Scott Starks employee spotlight graphic

Employee Spotlight – Scott Starks

Scott Starks is a senior project specialist who is currently working on the Oshkosh School District projects, Whitefish Bay School District Library projects, and Wrightstown Elementary School.

His day-to-day responsibilities include working with the project team to develop a design vision, preparing client presentations, making construction documents, and managing the construction process.

Over his 25-year career, Scott has worked on several types of projects at different scales. He especially enjoys working on educational projects because they often come with constraints that make the project challenging – in a good way. “The constraints push the way we think about a project,” he says. “We need to make sure the design is solving the problem for the client, but it should also be inspiring. We always aim to strike that balance, regardless of the project’s size and budget.”

One of the things Scott enjoys most about his long career is being able to look back to see how he’s evolved through it. “Because I’m able to see the evolution – and there has been one – I know I’ll continue to grow as I move forward,” he says. “Being able to watch that progress has been really encouraging.
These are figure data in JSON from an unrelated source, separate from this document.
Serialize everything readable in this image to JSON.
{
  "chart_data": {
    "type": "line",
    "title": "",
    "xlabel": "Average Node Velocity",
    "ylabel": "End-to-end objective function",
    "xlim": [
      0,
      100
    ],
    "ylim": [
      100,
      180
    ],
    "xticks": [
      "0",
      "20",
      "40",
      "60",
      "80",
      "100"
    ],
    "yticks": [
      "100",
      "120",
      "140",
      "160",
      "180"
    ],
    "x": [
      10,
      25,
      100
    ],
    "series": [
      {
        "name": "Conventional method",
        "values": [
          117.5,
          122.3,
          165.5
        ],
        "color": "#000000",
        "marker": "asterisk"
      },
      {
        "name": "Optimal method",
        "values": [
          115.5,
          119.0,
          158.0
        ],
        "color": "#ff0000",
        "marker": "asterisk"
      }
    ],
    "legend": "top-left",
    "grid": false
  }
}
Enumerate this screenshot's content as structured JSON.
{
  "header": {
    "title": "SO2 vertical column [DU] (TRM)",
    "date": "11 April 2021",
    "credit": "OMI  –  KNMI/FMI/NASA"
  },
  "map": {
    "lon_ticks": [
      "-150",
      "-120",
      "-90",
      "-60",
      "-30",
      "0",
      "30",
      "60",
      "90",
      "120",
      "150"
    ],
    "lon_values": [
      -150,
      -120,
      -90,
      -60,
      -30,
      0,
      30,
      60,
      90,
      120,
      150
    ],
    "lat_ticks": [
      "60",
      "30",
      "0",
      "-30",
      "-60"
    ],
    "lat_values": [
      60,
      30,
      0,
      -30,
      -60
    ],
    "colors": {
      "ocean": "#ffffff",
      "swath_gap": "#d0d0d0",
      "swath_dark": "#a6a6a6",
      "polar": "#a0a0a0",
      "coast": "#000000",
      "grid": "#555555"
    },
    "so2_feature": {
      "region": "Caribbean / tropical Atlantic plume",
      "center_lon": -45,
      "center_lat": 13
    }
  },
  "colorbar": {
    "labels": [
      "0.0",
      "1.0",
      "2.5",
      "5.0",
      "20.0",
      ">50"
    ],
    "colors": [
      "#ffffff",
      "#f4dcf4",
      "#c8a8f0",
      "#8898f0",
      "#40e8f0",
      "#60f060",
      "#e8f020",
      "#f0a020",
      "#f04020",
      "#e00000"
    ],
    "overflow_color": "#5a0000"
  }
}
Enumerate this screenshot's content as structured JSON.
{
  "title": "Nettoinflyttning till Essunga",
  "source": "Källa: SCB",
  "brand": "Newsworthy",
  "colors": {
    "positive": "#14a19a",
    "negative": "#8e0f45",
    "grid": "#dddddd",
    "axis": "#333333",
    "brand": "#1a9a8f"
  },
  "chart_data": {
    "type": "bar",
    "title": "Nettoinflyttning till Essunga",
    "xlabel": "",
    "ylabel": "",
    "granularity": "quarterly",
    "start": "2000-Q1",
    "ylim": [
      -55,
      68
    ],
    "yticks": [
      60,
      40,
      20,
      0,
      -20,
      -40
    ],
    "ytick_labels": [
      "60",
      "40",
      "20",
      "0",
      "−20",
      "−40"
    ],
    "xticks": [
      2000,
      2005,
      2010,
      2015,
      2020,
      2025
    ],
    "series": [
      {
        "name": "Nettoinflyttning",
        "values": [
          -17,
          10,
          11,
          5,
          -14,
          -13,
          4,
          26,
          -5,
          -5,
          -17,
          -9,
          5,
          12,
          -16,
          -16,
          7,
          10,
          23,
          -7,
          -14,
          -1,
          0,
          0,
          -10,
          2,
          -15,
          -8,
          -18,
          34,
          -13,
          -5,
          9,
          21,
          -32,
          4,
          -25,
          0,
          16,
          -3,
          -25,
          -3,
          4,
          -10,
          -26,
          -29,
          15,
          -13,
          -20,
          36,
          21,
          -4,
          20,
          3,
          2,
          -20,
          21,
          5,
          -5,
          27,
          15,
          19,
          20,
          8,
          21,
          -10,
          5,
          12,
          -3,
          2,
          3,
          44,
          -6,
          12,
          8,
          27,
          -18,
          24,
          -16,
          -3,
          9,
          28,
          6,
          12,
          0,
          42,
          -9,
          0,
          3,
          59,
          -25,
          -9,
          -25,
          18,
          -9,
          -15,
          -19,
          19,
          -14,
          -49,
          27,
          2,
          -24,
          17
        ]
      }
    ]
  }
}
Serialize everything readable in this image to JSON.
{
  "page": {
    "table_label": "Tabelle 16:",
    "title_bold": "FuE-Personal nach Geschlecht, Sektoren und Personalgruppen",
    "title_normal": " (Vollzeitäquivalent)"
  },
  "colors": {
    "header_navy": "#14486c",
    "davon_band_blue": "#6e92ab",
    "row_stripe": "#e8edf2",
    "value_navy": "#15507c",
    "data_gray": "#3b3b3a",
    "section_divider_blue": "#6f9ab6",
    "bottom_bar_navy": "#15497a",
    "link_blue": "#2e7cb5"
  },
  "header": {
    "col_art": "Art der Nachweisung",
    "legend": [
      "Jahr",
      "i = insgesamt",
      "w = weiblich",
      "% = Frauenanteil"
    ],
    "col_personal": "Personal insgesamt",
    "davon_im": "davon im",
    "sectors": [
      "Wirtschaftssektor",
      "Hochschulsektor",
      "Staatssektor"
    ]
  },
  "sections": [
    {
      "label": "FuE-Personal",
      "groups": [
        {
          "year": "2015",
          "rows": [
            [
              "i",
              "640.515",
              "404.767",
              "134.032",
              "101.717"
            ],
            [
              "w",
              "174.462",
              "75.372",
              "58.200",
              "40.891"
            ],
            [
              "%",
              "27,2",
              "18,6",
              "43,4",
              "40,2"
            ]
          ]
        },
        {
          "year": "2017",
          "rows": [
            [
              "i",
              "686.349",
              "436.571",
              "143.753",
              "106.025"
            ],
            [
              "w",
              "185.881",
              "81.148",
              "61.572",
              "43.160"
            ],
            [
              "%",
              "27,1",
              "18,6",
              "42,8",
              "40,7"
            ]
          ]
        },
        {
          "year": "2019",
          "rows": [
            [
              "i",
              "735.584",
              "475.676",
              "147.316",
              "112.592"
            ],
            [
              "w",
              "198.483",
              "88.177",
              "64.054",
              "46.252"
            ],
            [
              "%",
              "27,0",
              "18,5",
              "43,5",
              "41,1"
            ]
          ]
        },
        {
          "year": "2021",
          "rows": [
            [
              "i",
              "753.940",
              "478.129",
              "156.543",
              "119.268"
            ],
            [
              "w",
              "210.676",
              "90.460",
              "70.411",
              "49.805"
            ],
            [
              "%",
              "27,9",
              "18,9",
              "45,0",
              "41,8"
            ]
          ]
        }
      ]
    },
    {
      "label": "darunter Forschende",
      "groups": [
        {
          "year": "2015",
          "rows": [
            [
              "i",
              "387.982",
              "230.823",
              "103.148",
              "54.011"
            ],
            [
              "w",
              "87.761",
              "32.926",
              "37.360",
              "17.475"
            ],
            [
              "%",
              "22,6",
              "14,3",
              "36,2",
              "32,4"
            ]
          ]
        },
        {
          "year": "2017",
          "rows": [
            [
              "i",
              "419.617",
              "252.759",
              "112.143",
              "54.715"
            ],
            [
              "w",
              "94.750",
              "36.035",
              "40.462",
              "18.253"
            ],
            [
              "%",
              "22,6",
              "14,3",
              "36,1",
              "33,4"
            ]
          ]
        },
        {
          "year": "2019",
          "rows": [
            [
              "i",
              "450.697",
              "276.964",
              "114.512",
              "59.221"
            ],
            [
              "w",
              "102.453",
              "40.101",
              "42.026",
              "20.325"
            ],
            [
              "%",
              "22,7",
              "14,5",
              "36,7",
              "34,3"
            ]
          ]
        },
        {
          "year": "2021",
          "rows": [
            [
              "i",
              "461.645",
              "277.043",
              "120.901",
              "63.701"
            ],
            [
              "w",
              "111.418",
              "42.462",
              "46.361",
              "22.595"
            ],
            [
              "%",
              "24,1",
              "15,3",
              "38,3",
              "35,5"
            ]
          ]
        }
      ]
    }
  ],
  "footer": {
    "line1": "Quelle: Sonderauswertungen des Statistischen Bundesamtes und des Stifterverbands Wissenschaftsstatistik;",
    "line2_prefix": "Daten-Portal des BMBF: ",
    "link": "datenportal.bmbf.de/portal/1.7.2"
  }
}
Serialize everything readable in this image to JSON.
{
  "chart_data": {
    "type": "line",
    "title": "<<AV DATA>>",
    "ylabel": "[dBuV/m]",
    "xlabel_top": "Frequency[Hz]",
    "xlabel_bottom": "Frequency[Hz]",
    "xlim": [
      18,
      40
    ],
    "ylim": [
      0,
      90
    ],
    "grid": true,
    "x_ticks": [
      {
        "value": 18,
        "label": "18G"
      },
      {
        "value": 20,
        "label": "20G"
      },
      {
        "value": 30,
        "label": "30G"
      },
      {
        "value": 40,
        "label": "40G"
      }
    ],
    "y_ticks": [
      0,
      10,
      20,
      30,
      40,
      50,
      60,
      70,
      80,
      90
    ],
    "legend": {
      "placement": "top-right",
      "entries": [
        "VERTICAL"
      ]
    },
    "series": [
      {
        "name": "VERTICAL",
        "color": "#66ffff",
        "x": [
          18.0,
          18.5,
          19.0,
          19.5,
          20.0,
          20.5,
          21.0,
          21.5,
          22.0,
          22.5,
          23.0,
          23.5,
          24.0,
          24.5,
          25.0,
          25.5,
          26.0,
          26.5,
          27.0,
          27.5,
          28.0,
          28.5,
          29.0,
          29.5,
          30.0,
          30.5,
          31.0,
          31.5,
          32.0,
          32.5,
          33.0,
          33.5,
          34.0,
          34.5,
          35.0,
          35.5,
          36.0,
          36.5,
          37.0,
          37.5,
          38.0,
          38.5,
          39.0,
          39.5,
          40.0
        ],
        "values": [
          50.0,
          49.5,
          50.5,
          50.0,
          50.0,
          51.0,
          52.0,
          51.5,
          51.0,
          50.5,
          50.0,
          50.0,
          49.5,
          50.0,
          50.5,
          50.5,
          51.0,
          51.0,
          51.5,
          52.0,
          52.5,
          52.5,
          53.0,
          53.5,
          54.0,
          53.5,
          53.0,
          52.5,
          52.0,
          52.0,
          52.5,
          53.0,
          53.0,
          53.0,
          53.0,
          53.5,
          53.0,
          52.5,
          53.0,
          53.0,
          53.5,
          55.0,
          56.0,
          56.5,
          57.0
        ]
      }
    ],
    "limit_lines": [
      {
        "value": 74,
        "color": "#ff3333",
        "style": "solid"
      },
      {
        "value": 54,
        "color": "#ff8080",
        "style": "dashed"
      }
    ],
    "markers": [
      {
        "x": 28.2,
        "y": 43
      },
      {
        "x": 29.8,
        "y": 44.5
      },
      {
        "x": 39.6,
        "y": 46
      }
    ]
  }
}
I haven’t stopped learning and evolving.”

Scott didn’t always know that he wanted to work in architecture, but he has a few childhood memories that shed some light on how he chose his career path. “In the yard of the house where I grew up, there was a long retaining wall made of rocks,” he says. “I remember playing with my toys in the nooks and crannies of the wall. I think that kind of play pointed me in the direction of creating environments.”

Scott’s passion for design doesn’t stop at 5 p.m. each day – he brings it home, too. His latest design projects outside of the office include complete porch and kitchen renovations to his 100-year-old-plus house. Just like he would for a project at work, Scott has modeled his vision for the new kitchen. “The kitchen is being demolished right now, but seeing the model keeps me excited about the project,” he says. “It’s motivation to keep working on it.”